With both, you are not 100% sure of the outcome. No matter the research, there is no 100% guarantee. Even if fixed, there is still not a 100% chance. so, that is gambling. the question is the payout versus money involved. I'm guessing horse betting can turn $1 into a lot. so more gambling. in trading, stock with cash, that is more rare. so less of a gamble. bet on earnings? there is a reason we say "bet". because we know the payoff is big if right.... everything in life is a gamble.....so just use common sense. oh, you want to turn 10k into 1 billion and call it 100% risk free? no
I had a friend who got a job training horses out there at Bay Meadows early in the morning.
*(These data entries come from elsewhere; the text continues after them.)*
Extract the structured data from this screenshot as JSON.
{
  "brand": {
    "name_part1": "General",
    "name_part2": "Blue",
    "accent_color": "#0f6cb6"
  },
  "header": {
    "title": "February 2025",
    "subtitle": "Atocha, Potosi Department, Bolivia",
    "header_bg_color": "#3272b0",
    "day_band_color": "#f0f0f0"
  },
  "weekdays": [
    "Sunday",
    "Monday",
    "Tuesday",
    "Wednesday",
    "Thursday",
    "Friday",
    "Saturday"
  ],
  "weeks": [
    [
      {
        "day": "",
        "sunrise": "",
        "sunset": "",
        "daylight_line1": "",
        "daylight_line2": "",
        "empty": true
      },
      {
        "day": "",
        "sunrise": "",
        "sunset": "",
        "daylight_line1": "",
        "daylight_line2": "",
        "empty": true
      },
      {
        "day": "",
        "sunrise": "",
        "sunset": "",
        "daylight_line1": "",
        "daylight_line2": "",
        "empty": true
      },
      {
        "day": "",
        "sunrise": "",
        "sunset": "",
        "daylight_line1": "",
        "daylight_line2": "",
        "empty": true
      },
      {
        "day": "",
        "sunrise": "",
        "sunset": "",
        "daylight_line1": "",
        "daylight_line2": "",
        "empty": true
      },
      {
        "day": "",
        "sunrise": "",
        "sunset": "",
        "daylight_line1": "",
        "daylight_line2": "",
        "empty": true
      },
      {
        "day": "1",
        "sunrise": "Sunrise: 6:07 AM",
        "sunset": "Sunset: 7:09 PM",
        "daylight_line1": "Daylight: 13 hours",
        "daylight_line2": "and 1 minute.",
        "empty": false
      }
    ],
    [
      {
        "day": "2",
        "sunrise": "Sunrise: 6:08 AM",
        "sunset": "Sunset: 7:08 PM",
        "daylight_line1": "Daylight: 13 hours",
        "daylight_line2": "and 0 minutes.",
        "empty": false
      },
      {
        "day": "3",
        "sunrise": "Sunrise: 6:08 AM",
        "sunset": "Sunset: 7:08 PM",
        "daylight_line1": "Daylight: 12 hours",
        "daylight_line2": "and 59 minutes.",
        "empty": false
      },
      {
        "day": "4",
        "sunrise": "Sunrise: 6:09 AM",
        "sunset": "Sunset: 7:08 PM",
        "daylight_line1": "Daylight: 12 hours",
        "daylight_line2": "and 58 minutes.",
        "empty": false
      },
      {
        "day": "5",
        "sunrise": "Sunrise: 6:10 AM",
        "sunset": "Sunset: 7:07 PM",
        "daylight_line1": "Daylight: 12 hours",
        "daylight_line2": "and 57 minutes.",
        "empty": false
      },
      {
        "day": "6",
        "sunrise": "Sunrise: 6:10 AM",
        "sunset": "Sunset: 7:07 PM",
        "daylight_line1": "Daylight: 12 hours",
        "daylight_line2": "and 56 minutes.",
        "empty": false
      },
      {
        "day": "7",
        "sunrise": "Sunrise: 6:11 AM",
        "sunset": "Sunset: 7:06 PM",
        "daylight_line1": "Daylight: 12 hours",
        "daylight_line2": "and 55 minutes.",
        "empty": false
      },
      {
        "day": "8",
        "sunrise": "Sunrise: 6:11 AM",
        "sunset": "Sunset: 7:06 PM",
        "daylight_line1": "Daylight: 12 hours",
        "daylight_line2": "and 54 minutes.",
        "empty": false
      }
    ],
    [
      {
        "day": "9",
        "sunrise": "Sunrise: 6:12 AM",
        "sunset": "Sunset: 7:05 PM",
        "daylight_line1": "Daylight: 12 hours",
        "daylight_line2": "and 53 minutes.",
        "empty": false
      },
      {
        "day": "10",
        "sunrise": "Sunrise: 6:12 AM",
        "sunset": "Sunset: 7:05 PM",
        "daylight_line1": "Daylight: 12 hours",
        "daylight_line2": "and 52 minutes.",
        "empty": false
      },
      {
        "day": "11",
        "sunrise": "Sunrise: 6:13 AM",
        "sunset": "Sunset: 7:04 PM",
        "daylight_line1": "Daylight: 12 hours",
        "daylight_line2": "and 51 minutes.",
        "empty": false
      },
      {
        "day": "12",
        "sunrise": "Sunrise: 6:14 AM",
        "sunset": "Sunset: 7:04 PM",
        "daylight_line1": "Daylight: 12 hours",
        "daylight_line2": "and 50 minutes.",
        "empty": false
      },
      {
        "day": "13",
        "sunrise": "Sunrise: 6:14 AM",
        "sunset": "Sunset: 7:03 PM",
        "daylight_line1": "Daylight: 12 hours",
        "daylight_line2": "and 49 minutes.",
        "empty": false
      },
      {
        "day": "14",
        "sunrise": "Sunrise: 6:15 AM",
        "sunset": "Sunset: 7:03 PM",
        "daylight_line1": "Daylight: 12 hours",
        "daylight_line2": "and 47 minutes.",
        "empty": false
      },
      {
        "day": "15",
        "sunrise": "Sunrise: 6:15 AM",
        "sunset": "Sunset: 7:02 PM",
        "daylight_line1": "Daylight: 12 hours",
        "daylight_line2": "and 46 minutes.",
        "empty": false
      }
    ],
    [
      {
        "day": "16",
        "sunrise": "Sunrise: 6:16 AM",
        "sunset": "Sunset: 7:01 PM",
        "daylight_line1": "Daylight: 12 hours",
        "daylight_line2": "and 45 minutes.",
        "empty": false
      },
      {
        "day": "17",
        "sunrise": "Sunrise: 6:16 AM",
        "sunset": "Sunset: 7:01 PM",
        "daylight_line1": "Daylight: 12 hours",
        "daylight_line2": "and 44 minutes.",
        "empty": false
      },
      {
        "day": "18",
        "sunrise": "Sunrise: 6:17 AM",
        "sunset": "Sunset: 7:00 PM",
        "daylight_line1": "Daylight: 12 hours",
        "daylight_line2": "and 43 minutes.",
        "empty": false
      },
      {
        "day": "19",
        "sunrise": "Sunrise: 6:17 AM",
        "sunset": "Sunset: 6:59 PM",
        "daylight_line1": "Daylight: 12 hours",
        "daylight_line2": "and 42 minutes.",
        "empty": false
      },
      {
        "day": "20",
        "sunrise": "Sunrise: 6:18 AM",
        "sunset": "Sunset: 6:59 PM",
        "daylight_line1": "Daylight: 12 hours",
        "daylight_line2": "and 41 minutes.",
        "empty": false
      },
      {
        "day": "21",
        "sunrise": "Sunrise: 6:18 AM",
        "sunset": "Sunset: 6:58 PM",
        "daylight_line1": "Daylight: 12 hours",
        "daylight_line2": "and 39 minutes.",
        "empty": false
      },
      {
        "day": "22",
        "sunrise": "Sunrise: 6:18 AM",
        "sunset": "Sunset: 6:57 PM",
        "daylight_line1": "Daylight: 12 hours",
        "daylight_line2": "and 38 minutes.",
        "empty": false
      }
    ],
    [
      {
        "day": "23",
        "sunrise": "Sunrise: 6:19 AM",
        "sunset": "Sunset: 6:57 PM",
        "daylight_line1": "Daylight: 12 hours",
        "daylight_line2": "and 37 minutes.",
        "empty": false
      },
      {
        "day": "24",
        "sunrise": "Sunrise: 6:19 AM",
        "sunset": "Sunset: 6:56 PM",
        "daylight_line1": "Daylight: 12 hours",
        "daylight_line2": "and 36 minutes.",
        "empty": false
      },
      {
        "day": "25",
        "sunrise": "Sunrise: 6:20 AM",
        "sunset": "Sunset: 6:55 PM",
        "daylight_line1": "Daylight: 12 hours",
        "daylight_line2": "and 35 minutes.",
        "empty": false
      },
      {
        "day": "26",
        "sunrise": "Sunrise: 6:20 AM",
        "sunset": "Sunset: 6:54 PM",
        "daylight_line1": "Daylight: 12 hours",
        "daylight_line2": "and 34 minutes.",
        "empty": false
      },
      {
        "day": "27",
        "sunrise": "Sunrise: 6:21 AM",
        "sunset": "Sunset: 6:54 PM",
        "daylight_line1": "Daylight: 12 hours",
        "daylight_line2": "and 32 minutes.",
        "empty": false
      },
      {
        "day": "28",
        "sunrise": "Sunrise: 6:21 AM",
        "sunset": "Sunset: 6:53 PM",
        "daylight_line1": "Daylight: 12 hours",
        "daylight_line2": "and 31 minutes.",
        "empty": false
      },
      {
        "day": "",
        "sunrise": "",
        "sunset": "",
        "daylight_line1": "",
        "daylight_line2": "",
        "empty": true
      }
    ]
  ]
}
He was just a little itty biity guy, about half the size of a normal human being. I asked him if the races were fixed He said, "The one you have to watch out for is the one that is not fixed. In that race, anything can happen."
They are similar in the sense that if you need absolute certainty in your life - that trading and gambling are not your line of work. The other comments about probabilities are relevant.
Horse racing are like buying puts and calls (no nakedness) options: You know ahead of time how much the risk and reward is.
Horseracing is all about finding mispriced horses, odds that are out of wack based on your analysis. That way your payoff over time is large enough to cover the house take and losses. and yes, its paramutual meaning you're betting against other bettors, not the house.